Based on our findings, the IPTW fitted to a MSM (GEE model) resulted in a statistically significant reduction in the treatment on the outcome that would not have otherwise been captured in the conventional GEE model. Given that there are time-varying covariates (especially with the treatment variable), IPTW fitted to a MSM may yield important differences that would otherwise be unidentified with conventional methods. However, it is critical that all assumptions regarding the IPTW method are satisfied prior to accepting the model’s results.

### REFERENCES

1. Williamson T, Ravani P. Marginal structural models in clinical research: when and how to use them? Nephrol Dial Transplant. 2017 Apr 1;32(suppl_2):ii84–90.

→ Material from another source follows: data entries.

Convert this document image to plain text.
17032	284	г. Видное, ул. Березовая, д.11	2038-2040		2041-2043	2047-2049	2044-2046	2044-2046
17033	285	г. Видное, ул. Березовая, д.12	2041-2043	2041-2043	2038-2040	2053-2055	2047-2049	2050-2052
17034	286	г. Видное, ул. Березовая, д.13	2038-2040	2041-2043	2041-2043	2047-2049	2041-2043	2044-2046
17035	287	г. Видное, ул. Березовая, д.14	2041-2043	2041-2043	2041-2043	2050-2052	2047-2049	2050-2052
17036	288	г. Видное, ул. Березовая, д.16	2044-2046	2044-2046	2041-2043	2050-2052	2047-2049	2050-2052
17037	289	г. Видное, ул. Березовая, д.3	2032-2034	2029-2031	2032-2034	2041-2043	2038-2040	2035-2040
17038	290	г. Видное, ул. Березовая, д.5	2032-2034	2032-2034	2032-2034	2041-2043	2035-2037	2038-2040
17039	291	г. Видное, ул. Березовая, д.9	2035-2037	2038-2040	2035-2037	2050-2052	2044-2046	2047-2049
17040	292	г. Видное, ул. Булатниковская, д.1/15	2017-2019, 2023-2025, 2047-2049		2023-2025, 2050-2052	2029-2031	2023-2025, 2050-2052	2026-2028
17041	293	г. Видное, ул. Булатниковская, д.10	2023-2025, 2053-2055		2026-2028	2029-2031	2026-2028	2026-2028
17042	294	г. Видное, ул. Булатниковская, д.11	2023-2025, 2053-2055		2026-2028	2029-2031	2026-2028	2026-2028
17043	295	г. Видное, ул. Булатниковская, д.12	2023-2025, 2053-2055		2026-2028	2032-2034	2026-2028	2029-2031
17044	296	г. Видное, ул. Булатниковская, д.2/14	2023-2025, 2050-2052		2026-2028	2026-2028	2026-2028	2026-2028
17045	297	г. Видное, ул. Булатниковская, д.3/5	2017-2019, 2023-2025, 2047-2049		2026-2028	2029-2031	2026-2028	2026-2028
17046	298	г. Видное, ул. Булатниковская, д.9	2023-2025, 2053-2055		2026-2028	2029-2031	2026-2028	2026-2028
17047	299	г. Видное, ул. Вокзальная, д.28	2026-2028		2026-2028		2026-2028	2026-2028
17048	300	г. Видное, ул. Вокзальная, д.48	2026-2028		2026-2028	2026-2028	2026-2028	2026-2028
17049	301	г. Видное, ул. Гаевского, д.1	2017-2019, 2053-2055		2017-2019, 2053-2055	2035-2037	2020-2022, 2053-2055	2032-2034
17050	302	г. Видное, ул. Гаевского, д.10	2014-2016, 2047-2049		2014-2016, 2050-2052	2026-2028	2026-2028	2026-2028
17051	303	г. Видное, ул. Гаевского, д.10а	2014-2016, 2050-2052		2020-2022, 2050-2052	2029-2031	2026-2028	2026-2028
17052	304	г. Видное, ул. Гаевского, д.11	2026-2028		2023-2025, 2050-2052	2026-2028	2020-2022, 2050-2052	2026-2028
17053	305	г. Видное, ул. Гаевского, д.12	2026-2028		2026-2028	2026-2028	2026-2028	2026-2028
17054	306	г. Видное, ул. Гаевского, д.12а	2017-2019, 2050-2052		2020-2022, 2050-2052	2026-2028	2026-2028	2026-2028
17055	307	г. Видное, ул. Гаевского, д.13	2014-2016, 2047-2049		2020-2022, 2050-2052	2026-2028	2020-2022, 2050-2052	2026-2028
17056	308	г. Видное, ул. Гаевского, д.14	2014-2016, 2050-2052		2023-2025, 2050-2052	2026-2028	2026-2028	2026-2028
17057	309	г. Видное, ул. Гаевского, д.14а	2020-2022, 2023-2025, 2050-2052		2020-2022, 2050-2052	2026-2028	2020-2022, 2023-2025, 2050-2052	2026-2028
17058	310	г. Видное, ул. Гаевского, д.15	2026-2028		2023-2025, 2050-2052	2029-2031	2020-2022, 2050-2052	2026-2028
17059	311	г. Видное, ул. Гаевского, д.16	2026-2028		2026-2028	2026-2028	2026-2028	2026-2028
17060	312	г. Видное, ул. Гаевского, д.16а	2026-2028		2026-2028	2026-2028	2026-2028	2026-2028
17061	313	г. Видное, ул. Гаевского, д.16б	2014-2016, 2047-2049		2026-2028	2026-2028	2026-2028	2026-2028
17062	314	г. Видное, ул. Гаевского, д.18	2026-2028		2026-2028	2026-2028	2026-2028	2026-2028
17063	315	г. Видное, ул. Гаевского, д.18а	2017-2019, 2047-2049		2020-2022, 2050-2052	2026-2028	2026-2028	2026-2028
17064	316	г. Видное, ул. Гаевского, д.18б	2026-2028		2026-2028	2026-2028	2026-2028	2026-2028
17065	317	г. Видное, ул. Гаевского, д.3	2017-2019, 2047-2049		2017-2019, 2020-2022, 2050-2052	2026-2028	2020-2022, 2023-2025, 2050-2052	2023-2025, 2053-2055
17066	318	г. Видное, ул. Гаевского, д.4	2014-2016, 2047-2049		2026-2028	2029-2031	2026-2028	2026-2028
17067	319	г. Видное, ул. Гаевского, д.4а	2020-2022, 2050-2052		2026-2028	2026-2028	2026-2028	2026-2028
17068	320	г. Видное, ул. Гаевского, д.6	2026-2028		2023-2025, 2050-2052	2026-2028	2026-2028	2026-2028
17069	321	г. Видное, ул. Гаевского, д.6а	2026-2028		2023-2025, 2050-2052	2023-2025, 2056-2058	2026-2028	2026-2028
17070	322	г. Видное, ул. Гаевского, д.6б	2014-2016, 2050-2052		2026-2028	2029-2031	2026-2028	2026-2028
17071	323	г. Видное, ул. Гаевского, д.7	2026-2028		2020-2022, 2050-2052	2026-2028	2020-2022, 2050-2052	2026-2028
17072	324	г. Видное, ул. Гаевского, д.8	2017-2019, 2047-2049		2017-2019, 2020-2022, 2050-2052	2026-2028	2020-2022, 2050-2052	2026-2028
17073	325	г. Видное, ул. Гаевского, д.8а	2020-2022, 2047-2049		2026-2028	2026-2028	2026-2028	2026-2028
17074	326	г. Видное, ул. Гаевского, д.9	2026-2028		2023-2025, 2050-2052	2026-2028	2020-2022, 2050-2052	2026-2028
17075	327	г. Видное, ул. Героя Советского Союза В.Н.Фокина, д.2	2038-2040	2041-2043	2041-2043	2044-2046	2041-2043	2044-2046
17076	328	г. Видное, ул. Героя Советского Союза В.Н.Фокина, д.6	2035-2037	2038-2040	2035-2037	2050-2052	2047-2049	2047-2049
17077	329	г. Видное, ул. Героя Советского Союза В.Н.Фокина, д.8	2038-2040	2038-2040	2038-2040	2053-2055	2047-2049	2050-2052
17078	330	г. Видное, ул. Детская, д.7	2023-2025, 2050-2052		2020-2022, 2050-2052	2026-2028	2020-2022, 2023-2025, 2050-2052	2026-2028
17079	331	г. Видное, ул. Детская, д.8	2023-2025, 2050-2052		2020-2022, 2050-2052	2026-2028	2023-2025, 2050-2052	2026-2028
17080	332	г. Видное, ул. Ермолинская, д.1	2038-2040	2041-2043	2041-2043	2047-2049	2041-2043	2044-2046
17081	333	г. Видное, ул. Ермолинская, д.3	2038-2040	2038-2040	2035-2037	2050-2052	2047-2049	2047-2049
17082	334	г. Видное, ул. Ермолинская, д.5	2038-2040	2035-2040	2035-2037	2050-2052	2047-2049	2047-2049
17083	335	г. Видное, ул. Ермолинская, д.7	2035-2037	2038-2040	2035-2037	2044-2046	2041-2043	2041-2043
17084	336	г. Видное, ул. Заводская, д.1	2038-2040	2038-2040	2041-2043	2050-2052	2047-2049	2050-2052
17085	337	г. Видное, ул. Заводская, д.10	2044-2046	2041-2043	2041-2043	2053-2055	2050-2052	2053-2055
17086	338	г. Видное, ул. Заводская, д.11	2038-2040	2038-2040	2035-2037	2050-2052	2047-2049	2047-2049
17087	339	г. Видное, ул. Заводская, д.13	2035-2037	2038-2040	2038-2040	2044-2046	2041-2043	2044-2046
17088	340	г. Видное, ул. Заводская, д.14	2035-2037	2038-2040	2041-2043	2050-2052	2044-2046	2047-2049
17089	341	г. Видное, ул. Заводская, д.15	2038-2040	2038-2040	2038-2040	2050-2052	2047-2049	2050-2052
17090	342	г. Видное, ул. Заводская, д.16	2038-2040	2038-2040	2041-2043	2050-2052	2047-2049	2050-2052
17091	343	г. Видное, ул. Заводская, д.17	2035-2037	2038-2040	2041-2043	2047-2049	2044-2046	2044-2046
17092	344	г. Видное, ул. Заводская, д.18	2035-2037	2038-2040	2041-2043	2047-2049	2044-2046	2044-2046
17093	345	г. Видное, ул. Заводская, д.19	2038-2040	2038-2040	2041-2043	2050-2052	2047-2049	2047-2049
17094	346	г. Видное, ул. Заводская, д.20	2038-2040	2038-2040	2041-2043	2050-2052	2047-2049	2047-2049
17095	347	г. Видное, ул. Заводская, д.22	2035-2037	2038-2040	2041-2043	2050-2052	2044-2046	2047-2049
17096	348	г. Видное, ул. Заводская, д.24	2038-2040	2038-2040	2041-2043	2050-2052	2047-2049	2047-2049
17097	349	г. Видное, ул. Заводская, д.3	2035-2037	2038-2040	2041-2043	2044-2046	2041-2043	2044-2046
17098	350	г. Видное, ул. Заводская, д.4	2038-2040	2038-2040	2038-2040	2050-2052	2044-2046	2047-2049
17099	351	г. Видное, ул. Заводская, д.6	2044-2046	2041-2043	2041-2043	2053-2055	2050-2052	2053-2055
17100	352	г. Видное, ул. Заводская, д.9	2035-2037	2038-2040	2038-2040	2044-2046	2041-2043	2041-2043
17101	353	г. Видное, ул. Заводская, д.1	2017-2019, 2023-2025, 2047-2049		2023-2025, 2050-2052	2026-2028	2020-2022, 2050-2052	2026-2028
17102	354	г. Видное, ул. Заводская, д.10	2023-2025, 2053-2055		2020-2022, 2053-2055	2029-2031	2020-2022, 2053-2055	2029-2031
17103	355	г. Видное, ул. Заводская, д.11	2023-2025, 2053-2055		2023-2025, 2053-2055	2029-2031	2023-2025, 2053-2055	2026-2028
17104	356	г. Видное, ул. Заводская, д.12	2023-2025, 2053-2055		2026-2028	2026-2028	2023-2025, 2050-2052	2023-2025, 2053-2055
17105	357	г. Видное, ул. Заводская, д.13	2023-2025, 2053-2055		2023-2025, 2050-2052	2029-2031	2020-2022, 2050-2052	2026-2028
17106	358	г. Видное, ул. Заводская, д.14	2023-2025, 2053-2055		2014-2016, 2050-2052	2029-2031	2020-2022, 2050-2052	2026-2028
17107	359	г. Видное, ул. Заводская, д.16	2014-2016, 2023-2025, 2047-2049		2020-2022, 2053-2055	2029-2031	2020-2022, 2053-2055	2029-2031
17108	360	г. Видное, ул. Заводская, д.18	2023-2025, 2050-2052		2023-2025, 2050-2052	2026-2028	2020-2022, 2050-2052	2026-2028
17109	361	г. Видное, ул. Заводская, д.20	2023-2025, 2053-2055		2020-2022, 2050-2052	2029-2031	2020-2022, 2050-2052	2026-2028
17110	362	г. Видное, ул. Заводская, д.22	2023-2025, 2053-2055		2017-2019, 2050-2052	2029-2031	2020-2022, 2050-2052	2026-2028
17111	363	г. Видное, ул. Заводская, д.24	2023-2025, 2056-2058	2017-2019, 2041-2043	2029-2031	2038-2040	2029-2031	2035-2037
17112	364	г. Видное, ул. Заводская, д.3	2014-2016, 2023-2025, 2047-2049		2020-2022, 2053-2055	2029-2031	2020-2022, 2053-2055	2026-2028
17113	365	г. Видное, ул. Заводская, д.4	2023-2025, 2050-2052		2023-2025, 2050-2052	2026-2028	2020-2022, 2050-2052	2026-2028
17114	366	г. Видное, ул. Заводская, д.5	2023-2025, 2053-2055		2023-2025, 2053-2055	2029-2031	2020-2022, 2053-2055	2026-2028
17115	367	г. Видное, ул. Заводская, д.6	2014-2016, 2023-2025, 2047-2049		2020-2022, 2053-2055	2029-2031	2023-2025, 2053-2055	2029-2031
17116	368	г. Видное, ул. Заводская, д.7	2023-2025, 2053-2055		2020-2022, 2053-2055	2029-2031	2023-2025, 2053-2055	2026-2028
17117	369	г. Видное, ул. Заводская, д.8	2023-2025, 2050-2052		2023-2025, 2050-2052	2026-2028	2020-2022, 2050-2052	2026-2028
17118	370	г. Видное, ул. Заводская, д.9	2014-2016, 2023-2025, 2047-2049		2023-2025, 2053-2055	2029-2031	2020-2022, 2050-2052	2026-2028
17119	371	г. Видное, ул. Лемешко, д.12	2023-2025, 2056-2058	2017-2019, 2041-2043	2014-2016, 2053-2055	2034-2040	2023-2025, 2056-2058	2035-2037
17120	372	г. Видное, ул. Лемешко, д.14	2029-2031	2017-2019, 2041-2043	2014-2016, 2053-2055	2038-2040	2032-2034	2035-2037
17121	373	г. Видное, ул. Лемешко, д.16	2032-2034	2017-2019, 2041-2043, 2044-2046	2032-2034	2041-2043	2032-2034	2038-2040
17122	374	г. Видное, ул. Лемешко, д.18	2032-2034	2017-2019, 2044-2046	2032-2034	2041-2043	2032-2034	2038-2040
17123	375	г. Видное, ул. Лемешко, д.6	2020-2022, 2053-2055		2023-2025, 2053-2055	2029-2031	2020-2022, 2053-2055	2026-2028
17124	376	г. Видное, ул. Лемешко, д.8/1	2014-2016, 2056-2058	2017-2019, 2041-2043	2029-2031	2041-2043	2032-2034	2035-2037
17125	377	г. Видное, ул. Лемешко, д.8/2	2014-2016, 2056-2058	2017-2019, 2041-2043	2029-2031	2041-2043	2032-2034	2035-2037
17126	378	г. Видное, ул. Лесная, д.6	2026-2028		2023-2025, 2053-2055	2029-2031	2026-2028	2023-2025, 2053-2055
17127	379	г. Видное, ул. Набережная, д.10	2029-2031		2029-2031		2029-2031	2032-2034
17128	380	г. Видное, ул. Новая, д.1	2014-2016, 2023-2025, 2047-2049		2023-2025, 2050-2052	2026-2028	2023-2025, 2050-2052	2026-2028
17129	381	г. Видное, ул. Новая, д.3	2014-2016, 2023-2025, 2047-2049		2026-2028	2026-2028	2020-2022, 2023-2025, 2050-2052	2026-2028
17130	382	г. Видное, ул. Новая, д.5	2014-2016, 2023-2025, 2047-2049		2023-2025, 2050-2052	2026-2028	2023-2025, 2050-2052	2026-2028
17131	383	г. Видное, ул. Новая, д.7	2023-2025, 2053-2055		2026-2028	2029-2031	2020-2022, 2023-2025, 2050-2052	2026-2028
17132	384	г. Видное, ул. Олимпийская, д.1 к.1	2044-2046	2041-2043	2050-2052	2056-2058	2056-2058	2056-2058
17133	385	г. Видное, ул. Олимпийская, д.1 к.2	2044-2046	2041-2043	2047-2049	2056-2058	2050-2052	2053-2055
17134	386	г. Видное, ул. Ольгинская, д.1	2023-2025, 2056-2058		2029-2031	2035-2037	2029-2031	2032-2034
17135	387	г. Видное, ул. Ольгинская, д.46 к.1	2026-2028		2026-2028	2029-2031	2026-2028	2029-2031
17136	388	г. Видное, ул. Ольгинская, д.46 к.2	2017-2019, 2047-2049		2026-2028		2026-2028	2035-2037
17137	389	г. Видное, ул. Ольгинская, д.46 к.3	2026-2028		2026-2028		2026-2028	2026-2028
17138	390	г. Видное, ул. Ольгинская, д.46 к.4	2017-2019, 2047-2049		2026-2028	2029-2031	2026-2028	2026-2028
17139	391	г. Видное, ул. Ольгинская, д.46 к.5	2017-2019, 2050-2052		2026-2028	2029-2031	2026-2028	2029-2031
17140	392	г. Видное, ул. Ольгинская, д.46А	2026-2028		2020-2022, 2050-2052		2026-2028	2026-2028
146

2. Robins JM, Hernán MA, Brumback B. Marginal structural models and causal inference in epidemiology. Epidemiol Camb Mass. 2000 Sep;11(5):550–60.

3. Hernán MA, Hernández-Díaz S, Robins JM. A structural approach to selection bias. Epidemiol Camb Mass. 2004 Sep;15(5):615–25.

4. Hernán MA, Brumback B, Robins JM. Marginal Structural Models to Estimate the Joint Causal Effect of Nonrandomized Treatments. J Am Stat Assoc. 2001 Jun 1;96(454):440–8.

5. Thoemmes F, Ong AD. A Primer on Inverse Probability of Treatment Weighting and Marginal Structural Models. Emerg Adulthood. 2016 Feb 1;4(1):40–59.

6. Gerhard T, Delaney JA, Cooper-DeHoff RM, Shuster J, Brumback BA, Johnson JA, et al. Comparing marginal structural models to standard methods for estimating treatment effects of antihypertensive combination therapy. BMC Med Res Methodol. 2012 Aug 6;12:119.